Следующим днем было воскресенье. Егорьевцы отдыхали и развлекались. Развлечения состояли в посещении винных лавок и катаниях по тракту. Обильно и с удовольствием позавтракав, Серж отправился погулять. (Подавала все та же рослая, смешливая девка. В благодарность за обслуживание Серж потрепал ее по щеке и подхлопнул по ядреной попе. Девка зарделась и захихикала, но оскорбленную невинность строить из себя не стала.)
Экипажи, представившиеся взгляду Сержа на улицах Егорьевска, были самые удивительные. Встречались когда-то дорогие, но уже пооблупившиеся кареты (на такой, например, ехало духовное семейство Боголюбовых. Миловидная поповна весело подмигнула Сержу и тут же стеснительно потупилась). С гиканьем, на каких-то немыслимых ящиках-развалюхах, поставленных прямо на оси, мчались молодые мастеровые в заломленных набекрень картузах. Почтительно кланяясь знакомым, медленно тащилось в закрытом шарабане еврейское семейство. Сам трактирщик шел впереди и вел под уздцы толстого мерина. Мерин прикрывал лиловые глаза, тянул в сторону и норовил ущипнуть что-нибудь из жухлой зелени, пробивающейся из-за заборов. Внутри шарабана виднелось румяное лицо трактирщицы и еще что-то ярко-оранжевое, по-видимому, головной платок кого-то из родственников. Проехали в небольшом возке девицы Златовратские. Каденьки не было видно, должно быть, опять принимала в своей амбулатории. Левонтий Макарович со скучающим видом сидел рядом с возницей, смотрел в небо и явно считал кружащихся над куполом Покровской церкви ворон.

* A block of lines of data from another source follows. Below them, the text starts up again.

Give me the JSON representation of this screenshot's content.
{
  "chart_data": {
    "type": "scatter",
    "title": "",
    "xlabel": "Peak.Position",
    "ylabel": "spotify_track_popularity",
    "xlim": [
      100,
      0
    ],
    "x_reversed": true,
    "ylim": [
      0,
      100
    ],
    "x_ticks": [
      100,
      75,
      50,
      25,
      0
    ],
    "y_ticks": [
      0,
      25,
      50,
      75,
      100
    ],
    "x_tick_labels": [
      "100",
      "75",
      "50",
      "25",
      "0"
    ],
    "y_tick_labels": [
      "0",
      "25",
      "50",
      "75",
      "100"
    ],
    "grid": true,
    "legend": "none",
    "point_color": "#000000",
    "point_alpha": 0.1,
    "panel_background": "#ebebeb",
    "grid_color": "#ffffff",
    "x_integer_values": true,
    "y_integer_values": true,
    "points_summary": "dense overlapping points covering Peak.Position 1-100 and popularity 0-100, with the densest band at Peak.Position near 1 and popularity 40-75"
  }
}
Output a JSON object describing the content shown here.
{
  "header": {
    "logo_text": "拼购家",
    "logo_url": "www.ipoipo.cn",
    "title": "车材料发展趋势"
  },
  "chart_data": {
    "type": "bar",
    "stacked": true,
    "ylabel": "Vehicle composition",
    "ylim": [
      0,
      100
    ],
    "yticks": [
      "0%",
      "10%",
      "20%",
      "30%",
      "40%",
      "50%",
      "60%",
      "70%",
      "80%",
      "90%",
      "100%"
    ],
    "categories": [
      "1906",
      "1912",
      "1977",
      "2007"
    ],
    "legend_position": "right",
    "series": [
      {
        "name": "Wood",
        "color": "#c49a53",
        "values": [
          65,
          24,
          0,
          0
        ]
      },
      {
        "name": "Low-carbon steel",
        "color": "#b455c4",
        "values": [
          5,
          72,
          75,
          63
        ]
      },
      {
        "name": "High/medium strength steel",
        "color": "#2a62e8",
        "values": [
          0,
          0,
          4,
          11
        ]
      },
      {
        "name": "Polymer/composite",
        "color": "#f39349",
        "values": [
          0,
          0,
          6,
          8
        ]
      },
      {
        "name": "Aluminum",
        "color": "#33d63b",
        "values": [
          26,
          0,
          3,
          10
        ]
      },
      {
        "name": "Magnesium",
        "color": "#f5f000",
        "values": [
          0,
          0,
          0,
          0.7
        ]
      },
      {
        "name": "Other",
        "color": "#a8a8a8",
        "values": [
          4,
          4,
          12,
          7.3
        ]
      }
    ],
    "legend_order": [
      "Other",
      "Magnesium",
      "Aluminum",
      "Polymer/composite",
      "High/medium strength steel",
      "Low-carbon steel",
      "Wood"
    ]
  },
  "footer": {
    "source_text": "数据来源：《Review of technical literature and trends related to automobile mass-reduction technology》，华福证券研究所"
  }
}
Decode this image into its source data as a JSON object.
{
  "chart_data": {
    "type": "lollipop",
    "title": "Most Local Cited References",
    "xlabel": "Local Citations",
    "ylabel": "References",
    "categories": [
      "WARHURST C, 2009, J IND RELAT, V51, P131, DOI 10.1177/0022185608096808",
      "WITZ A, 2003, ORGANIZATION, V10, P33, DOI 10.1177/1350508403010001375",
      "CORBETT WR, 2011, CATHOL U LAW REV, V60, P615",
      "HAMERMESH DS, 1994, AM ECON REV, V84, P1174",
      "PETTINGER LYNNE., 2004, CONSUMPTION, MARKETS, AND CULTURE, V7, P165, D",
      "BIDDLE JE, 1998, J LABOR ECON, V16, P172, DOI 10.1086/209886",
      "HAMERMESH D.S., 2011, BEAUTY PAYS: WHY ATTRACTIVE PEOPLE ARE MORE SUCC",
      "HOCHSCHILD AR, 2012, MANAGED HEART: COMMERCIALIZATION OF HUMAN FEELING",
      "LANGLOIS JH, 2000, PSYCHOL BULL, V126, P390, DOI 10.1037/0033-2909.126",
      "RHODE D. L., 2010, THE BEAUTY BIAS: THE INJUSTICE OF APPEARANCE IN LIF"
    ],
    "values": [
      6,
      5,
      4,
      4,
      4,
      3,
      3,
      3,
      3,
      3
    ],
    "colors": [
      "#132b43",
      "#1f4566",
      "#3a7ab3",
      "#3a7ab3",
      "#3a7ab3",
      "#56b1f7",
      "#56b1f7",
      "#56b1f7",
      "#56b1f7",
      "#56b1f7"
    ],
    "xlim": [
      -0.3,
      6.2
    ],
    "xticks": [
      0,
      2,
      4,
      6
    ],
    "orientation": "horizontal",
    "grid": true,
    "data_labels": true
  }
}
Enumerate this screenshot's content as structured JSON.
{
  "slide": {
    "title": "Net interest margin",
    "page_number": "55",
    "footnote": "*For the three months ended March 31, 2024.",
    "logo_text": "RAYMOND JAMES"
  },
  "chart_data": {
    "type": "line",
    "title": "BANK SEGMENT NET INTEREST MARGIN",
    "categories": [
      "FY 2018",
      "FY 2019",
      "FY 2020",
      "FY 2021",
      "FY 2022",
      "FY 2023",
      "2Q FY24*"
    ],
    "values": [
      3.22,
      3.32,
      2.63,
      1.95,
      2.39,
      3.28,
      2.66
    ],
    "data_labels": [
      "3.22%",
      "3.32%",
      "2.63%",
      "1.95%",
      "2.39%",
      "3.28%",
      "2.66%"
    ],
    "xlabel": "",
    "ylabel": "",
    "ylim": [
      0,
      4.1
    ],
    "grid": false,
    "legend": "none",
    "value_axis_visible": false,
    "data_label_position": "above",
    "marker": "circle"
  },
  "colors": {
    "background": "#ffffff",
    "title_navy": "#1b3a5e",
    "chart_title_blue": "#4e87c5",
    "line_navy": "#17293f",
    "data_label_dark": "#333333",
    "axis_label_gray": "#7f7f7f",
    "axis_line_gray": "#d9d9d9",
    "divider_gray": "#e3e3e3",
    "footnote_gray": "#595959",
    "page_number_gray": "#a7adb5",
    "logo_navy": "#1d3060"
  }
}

Некоторое время Серж прогуливался, смутно ожидая, не появится ли Машенька Гордеева. Но Машенька не появилась, а Серж, наконец, задал себе вопрос: на что мне? – и, не отыскав ответа, направился к лавке, поглядеть на ассортимент товаров.
В целом, после обеда он уж был уверен, что препровождение воскресного дня, отведенного Господом для отдыха, в Егорьевске не слишком отличается от оного в его родной Инзе.
Глава 17
В которой Дмитрий Михайлович Опалинский знакомится с делами, встречает тень прежней жизни и волшебное видение на лесном озере
На Воздвиженье дожди прекратились, и выглянуло солнце. И сразу все засверкало! Яркое небо с облаками, а под ним – золотые лиственницы и березы, багряные осины, кедры благородной темной зелени. Серж Дубравин, как зверь, раздувал ноздри, втягивая головокружительные запахи, которые ветер нес из тайги, – и не мог надышаться. Черт, да есть ведь что-то здесь, в дремучей глухомани! Это вам не Инза, где, кроме как свинячьим навозом из лужи (неблагородный запах!), вовек ничем не пахло. На таком ветру энергия пробуждается, хочется двигаться, говорить, действовать! Сотворить что-нибудь – эдакое… чтоб хоть приисковому медведю с монгольской рожей утереть нос.